His father's pride was most evident when he shook hands with his son following a series of photographs and interviews.
"I'm very happy for him," said Coccoma. "He's a terrific kid and he's made a habit of reading American history. He's the son of lawyers. He can't help but overhear conversations about the law."
Third place winner Alexis Saba of Cherry Valley-Springfield Central School agreed that the interview process was interesting.
"They asked us what superpower we'd most like to have," she said. "I said I'd like to fly, because you can see the world so easily and go to places you couldn't otherwise see."
Saba is the creative force behind the Old School Cafe in Cherry Valley, where many young people spend their weekend evenings. She won the Prudential Spirit of Community Award for this endeavor. Saba plans to practice environmental law and has not yet chosen a university.

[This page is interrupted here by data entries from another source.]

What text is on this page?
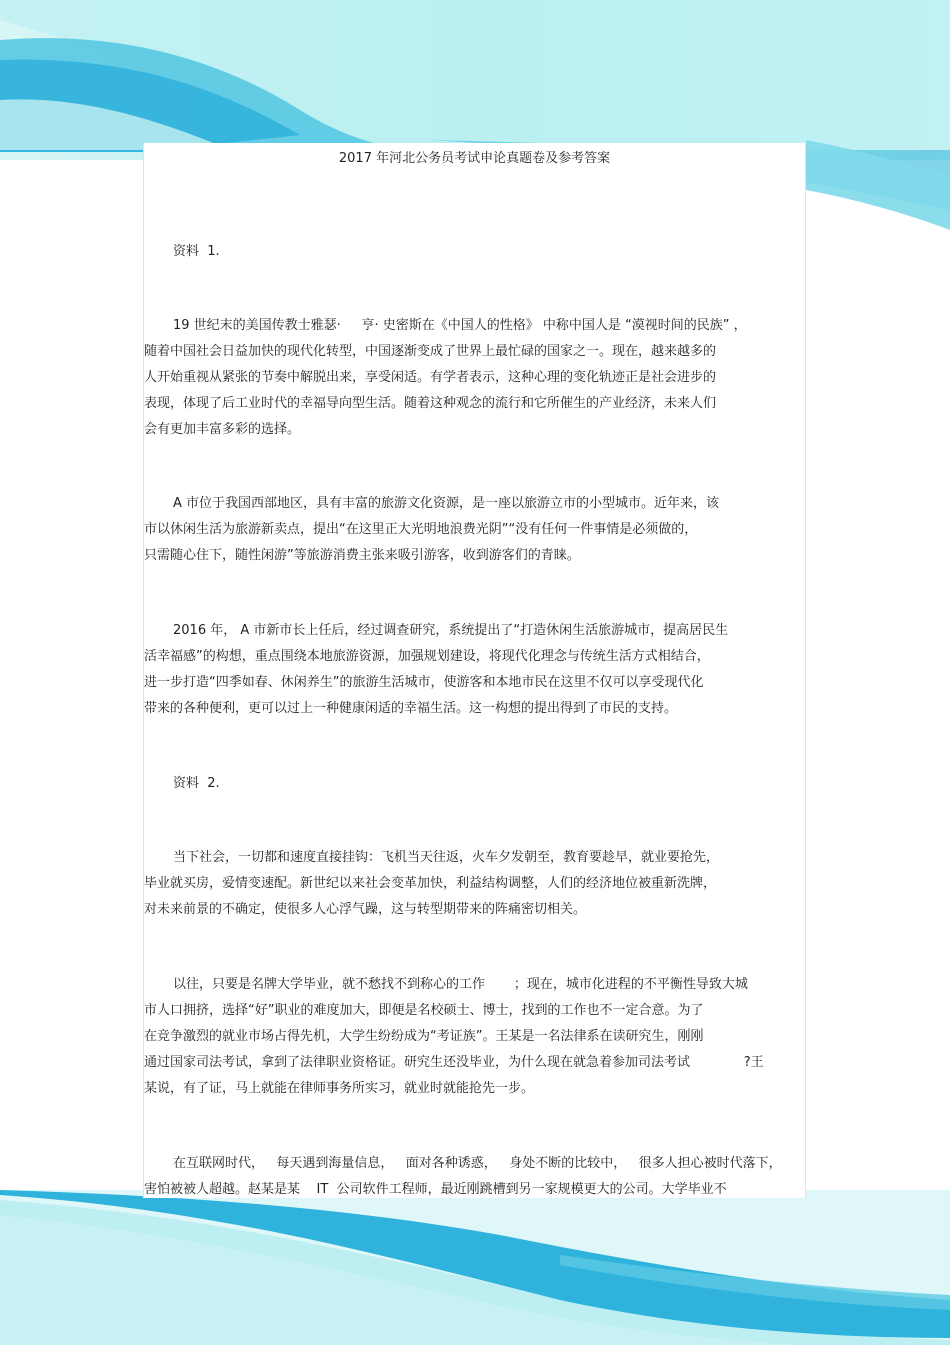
2017 年河北公务员考试申论真题卷及参考答案
资料  1.
19 世纪末的美国传教士雅瑟·     亨· 史密斯在《中国人的性格》 中称中国人是 “漠视时间的民族” ，
随着中国社会日益加快的现代化转型，中国逐渐变成了世界上最忙碌的国家之一。现在，越来越多的
人开始重视从紧张的节奏中解脱出来，享受闲适。有学者表示，这种心理的变化轨迹正是社会进步的
表现，体现了后工业时代的幸福导向型生活。随着这种观念的流行和它所催生的产业经济，未来人们
会有更加丰富多彩的选择。
A 市位于我国西部地区，具有丰富的旅游文化资源，是一座以旅游立市的小型城市。近年来，该
市以休闲生活为旅游新卖点，提出“在这里正大光明地浪费光阴”“没有任何一件事情是必须做的，
只需随心住下，随性闲游”等旅游消费主张来吸引游客，收到游客们的青睐。
2016 年， A 市新市长上任后，经过调查研究，系统提出了“打造休闲生活旅游城市，提高居民生
活幸福感”的构想，重点围绕本地旅游资源，加强规划建设，将现代化理念与传统生活方式相结合，
进一步打造“四季如春、休闲养生”的旅游生活城市，使游客和本地市民在这里不仅可以享受现代化
带来的各种便利，更可以过上一种健康闲适的幸福生活。这一构想的提出得到了市民的支持。
资料  2.
当下社会，一切都和速度直接挂钩：飞机当天往返，火车夕发朝至，教育要趁早，就业要抢先，
毕业就买房，爱情变速配。新世纪以来社会变革加快，利益结构调整，人们的经济地位被重新洗牌，
对未来前景的不确定，使很多人心浮气躁，这与转型期带来的阵痛密切相关。
以往，只要是名牌大学毕业，就不愁找不到称心的工作       ；现在，城市化进程的不平衡性导致大城
市人口拥挤，选择“好”职业的难度加大，即便是名校硕士、博士，找到的工作也不一定合意。为了
在竞争激烈的就业市场占得先机，大学生纷纷成为“考证族”。王某是一名法律系在读研究生，刚刚
通过国家司法考试，拿到了法律职业资格证。研究生还没毕业，为什么现在就急着参加司法考试             ?王
某说，有了证，马上就能在律师事务所实习，就业时就能抢先一步。
在互联网时代，   每天遇到海量信息，   面对各种诱惑，   身处不断的比较中，   很多人担心被时代落下，
害怕被被人超越。赵某是某    IT  公司软件工程师，最近刚跳槽到另一家规模更大的公司。大学毕业不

Dennis McCabe, assistant attorney general, said the students wrote an essay about American Taliban member John Walker Lindh.
"This day is about the celebration of freedom," McCabe said, "to assure equal justice for all. Today, attorney general Eliot Spitzer will talk about the betrayals of trust we've faced as a nation since last year's Law Day."
The Enron scandal was cited as one example, as was the sex abuse scandal in the Catholic Church.
"The challenge is for law enforcement to rise to the occasion and hold betrayers of trust accountable. Systematic changes have to be made to prevent future abuses. This will fall to current and future leaders, like the ones we are honoring here today," McCabe said, gesturing towards the students.
Marissa Welsh from Milford Central School and Ashley Steere of Richfield Springs Central School were also nominees.